Jezus Sirach 27, 4-7
“Zoals het vaatwerk van de pottenbakker in de oven wordt getest,
zo kan men een mens toetsen aan zijn uitspraken.”

Lees meer

Het woord van mensen is wat de oven is voor het werk van de pottenbakker. Woorden maken de zuiverheid van de mens, zijn sterkte en zijn kwaliteiten duidelijk.



Jeremia 18, 1-6
“God zei tegen Jeremia: `Ga naar het huis van de pottenbakker. Daar laat Ik je horen wat Ik te zeggen heb.' Ik ging naar het huis van de pottenbakker. Die was juist aan het werk op de draaischijf.

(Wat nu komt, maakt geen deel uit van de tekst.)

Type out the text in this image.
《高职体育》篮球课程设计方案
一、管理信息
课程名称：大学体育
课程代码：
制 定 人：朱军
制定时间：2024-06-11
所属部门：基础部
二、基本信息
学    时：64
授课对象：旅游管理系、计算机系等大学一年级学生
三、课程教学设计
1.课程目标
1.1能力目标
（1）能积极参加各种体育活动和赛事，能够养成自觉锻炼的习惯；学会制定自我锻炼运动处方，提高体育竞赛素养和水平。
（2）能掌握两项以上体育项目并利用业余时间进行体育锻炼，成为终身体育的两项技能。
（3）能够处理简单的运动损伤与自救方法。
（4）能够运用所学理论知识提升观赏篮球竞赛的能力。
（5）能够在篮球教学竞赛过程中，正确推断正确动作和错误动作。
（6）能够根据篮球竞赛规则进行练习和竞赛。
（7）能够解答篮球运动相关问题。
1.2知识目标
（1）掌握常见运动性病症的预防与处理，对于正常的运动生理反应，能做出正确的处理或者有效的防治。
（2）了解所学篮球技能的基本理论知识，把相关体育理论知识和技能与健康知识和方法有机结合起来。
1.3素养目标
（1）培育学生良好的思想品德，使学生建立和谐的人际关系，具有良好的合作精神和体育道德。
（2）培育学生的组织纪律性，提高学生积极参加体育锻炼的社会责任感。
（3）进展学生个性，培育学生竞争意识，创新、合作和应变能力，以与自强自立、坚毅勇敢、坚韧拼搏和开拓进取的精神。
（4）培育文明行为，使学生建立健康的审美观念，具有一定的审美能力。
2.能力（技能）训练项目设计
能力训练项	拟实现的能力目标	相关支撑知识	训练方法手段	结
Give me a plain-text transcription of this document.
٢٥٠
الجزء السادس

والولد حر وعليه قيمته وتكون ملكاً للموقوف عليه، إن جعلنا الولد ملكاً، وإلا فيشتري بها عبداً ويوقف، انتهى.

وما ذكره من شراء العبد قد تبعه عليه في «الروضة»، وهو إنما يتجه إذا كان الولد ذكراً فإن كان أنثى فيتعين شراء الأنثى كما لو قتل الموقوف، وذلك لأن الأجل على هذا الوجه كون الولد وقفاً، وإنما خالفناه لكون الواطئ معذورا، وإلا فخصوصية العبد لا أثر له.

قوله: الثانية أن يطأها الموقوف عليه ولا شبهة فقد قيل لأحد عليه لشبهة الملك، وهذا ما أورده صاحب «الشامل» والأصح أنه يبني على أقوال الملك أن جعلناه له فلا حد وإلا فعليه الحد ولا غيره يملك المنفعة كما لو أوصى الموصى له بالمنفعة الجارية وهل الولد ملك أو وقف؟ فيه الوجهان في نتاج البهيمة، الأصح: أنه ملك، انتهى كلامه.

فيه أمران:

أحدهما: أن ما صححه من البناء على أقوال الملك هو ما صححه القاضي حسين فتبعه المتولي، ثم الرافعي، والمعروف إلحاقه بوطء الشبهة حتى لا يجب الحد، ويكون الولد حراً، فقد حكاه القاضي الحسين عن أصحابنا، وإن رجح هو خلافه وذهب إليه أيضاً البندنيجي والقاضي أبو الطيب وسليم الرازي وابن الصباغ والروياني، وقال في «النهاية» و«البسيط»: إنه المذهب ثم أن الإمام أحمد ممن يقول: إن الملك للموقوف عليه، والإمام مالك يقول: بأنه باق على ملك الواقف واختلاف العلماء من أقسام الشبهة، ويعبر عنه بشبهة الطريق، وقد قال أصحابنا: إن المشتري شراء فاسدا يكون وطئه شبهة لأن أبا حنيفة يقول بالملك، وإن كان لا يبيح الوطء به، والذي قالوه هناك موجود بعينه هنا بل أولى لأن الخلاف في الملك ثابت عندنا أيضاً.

Toen de pot die hij aan het boetseren was onder zijn handen mislukte, begon hij met de klei een andere pot te maken, die hem wel beviel. Daarop zei God tegen mij: ‘Huis van Israël, Ik kan met jullie net hetzelfde doen als deze pottenbakker. Jullie zijn in mijn hand, als klei in de handen van de pottenbakker.’”
Lees meer

God is voor Jeremia als een pottenbakker. Zoals een pottenbakker met klei werkt, zo werkt God met mensen. Soms moet Hij halfweg opnieuw beginnen. Soms lijkt een werkstuk klaar, maar kan Hij het niet gebruiken. Dan gaat de droom van God in scherven. God wil graag iets moois maken, maar de mensen moeten wel meewerken als soepele, kneedbare klei. Als ze star en stijf hun eigen weg gaan en zich niet willen laten vormen, wordt het moeilijk voor God om er iets moois van te maken.